Abortion remains safe following Canada’s move to remove restrictions on the medical abortion pill mifepristone in November 2017.

That is one of the key findings from a study, led by University of British Columbia and involving McMaster University researchers, published in the New England Journal of Medicine.

The study used comprehensive government health data to examine 315,000 abortions in Ontario between 2012 and 2020. An analysis showed no increase in abortion-related health complications after Canada removed restrictions on mifepristone, which is considered the ‘gold standard’ drug for medical abortion globally.

“We were able to complete a robust safety profile for the entire province by linking together health records from all practitioner visits, hospital visits and outpatient prescriptions,” said co-author Elizabeth Darling, assistant dean of midwifery and associate professor at McMaster University, and scientist at the Institute for Clinical Evaluative Sciences (ICES).

“This paints the most comprehensive picture of abortion safety to date, capturing any setting where a complication would present. It demonstrates very clearly that restrictions on the abortion pill are not necessary for safety.”

By linking and analyzing government health data on a secure data platform at ICES, the researchers produced a complete picture of abortion health outcomes that they say provides the best data available on abortion safety.

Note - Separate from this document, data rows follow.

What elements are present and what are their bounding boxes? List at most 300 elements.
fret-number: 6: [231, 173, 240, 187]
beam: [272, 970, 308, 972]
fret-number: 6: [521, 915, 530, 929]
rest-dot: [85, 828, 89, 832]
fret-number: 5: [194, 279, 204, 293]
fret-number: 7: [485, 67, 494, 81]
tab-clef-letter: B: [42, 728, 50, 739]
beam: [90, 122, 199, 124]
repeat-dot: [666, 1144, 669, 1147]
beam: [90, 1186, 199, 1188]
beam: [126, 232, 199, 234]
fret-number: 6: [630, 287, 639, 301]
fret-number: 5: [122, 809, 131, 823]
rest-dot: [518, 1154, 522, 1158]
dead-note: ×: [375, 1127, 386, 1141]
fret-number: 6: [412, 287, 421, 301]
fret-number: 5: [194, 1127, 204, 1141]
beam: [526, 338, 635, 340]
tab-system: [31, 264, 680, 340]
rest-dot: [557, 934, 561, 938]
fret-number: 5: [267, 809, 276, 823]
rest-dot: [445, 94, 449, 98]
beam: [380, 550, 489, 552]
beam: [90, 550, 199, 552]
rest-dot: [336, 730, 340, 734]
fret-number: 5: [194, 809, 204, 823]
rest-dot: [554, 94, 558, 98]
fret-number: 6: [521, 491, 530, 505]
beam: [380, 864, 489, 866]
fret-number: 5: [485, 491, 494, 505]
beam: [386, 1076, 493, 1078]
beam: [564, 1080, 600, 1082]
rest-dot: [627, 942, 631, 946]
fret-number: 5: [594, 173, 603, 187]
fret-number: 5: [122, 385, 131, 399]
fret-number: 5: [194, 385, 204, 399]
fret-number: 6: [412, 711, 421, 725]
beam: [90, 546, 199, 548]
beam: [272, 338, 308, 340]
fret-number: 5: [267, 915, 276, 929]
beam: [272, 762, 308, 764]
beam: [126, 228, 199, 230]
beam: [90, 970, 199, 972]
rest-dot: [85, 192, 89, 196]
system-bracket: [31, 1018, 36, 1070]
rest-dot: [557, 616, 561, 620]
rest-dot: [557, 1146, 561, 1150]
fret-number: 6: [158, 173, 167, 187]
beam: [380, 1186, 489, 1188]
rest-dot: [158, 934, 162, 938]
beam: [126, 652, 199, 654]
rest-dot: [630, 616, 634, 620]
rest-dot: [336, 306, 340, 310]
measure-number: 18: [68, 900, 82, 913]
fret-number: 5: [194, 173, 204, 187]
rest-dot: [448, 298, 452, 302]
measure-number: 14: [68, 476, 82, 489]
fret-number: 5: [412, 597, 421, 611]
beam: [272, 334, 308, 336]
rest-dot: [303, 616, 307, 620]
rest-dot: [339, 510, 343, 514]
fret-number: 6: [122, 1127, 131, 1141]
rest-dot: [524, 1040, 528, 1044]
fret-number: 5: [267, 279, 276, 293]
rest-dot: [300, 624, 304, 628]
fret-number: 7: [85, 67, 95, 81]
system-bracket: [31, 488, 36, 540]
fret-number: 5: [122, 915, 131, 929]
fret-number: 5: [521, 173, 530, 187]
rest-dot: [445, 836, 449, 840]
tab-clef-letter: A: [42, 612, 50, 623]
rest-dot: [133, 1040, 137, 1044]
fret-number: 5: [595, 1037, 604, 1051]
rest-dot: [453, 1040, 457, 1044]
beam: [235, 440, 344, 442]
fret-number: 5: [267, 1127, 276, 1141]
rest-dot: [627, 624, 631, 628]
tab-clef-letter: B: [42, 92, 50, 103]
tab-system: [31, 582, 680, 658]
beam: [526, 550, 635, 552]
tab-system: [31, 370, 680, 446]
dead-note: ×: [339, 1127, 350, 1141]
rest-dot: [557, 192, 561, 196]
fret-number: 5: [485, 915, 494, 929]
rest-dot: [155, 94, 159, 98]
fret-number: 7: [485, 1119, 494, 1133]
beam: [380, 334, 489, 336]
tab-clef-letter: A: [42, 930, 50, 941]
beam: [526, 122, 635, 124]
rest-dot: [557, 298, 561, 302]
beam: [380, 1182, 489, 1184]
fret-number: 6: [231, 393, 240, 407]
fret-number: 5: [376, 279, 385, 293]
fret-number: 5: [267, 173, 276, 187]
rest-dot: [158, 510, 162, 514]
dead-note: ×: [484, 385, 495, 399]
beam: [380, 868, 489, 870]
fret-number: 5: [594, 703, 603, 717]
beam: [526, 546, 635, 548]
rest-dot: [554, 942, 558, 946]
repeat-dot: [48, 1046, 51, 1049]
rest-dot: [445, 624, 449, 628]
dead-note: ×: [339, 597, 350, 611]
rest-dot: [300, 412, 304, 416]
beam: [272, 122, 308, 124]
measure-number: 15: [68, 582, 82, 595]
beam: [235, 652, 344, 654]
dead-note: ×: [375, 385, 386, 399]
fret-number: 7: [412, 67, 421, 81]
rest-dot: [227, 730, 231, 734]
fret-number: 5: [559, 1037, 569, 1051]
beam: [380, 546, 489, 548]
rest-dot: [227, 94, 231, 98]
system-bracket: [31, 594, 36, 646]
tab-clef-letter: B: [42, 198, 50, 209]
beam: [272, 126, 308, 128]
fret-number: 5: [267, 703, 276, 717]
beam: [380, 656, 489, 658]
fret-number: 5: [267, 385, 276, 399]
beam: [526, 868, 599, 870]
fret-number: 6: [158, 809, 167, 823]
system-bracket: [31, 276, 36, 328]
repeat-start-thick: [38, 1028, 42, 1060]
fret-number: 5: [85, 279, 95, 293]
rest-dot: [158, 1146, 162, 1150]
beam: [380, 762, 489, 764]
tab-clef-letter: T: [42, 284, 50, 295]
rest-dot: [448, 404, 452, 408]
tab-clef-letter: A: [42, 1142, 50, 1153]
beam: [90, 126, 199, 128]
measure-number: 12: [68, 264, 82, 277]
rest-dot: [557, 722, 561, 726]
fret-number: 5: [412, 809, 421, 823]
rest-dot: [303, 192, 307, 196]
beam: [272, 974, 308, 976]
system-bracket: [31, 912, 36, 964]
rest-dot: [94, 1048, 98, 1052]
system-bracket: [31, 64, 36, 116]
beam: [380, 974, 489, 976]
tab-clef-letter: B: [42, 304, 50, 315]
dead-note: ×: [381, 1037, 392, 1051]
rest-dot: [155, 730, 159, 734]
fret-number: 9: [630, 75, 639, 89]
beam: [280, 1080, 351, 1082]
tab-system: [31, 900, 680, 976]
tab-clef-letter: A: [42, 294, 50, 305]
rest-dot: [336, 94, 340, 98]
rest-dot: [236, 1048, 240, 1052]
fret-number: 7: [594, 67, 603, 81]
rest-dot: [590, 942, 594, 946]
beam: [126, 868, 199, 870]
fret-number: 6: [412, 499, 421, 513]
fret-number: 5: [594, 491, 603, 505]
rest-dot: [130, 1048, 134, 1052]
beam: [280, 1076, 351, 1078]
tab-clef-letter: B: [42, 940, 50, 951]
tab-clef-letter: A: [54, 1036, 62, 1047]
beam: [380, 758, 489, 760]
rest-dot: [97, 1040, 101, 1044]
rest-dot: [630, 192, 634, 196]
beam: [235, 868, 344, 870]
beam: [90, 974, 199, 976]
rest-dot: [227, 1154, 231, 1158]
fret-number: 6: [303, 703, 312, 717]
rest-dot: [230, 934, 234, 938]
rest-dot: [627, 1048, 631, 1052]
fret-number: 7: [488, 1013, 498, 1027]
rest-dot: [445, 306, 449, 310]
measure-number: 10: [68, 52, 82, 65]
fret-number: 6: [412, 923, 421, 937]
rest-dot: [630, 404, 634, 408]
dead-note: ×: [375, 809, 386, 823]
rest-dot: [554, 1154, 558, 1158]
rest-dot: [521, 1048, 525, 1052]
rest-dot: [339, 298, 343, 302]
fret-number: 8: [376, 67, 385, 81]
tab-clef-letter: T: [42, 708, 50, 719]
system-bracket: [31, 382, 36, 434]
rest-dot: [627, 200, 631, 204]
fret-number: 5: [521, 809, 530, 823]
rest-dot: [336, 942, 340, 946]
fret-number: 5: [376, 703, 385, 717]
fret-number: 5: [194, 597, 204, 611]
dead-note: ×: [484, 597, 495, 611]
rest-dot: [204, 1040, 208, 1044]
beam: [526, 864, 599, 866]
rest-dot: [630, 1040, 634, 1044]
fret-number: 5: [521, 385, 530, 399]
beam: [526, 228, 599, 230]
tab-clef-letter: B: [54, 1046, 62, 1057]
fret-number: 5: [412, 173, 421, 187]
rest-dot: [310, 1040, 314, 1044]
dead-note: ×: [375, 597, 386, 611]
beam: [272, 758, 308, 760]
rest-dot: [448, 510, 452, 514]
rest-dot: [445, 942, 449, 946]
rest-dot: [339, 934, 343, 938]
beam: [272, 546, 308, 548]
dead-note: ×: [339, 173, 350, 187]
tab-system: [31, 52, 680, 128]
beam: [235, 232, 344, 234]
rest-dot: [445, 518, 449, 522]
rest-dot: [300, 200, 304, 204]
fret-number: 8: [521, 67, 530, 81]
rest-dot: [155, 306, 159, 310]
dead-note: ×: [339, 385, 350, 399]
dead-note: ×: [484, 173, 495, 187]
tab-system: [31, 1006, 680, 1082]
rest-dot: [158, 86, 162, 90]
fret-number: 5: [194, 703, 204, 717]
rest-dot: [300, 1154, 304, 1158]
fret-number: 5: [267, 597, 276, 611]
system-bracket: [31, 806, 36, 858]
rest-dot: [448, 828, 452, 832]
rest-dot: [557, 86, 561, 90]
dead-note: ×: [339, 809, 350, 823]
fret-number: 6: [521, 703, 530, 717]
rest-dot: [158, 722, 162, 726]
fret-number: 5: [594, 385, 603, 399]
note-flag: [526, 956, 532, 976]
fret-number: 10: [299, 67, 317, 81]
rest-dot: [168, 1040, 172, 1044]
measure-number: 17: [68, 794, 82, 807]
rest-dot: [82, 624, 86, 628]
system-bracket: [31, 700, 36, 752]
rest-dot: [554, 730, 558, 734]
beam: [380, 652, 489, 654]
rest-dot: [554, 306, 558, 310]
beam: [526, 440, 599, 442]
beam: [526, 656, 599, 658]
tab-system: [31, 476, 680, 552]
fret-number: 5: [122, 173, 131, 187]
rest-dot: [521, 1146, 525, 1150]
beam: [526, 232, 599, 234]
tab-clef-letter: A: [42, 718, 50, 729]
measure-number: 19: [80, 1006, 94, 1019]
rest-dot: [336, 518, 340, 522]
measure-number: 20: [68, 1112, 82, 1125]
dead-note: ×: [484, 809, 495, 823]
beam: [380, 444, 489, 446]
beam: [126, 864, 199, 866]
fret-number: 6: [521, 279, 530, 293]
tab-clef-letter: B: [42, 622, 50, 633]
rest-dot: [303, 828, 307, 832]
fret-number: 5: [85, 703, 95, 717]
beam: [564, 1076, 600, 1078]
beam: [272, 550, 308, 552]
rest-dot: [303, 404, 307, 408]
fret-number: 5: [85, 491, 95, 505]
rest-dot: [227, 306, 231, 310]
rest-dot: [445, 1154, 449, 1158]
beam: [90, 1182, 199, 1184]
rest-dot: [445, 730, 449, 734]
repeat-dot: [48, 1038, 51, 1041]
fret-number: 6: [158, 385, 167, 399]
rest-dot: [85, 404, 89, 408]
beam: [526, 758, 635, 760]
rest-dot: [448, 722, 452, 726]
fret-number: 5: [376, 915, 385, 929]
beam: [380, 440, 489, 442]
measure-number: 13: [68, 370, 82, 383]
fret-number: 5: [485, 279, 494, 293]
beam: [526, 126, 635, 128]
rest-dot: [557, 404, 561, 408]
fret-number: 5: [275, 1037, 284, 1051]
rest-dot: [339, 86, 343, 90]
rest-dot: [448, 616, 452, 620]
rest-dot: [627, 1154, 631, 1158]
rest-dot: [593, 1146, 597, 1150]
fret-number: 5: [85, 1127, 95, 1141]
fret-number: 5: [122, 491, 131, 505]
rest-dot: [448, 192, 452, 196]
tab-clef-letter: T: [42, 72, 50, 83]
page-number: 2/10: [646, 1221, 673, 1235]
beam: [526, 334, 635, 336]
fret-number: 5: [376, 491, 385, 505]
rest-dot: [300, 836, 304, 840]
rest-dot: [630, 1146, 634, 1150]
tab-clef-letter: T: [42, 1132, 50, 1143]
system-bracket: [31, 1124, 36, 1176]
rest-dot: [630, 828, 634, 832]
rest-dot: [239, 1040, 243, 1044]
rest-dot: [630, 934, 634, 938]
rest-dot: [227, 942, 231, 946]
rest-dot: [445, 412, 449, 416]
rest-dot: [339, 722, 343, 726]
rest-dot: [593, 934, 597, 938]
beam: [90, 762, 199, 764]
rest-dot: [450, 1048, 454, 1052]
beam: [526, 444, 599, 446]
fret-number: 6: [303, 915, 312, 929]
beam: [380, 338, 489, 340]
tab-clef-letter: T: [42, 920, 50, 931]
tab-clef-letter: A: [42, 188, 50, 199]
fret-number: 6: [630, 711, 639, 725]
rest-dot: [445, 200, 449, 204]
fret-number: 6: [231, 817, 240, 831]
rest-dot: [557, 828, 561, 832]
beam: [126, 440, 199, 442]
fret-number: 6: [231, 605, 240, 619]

“Complications were already very rare, and we found that abortion continued to be safe and effective when mifepristone was prescribed without restrictions,” said Laura Schummers, the study’s lead author and a postdoctoral fellow in UBC’s department of family practice.

“This is the strongest evidence yet that it is safe to provide the abortion pill like most other prescriptions—meaning any doctor or nurse practitioner can prescribe, any pharmacist can dispense, and patients can take the pills if, when and where they choose.”

Canada was the first country to remove all supplemental restrictions on the dispensing and administration of mifepristone.

The previous rules, which went into place when the drug was first approved in July 2015, included a requirement that physicians observe patients taking the medication. Additionally, the drug could only be dispensed to patients by specially trained physicians who registered with the manufacturer, and not by pharmacists.

Many of the restrictions that Canada repealed are still mandated by countries around the world, including the United States.

“Our study is a signal to other countries that restrictions are not necessary to ensure patient safety,” said senior author Wendy Norman, professor in UBC’s department of family practice.

“There is no scientific justification for mifepristone restrictions, which only make it harder for people to access the care they need. Canada’s experience offers a roadmap for other countries on how to safely improve access to family planning services.”

The findings revealed that the uptake of medical abortion—those performed using medication, rather than surgically—was rapid following the change in policy. Before mifepristone became available, 2.2 per cent of abortions were provided using medication. That percentage rose to 31.4 per cent two years after the drug became available as a normal prescription.

At the same time, the overall abortion rate continued to decline after restrictions were removed, decreasing from 11.9 to 11.3 abortions per 1,000 female residents aged 15-49 years.

“We saw that patients and their health-care providers rapidly began choosing medical abortion, which can sometimes be preferred over surgical methods by offering care closer to home and earlier in pregnancy,” said study co-author Sheila Dunn, scientist and family physician at Toronto’s Women’s College Hospital.

“As other studies have shown, making abortion more accessible does not increase the number of people seeking abortion. We found that abortion rates continued to decrease after mifepristone’s availability as a normal prescription.”

The study was funded by the Canadian Institutes of Health Research and the Women’s Health Research Institute with the support of ICES.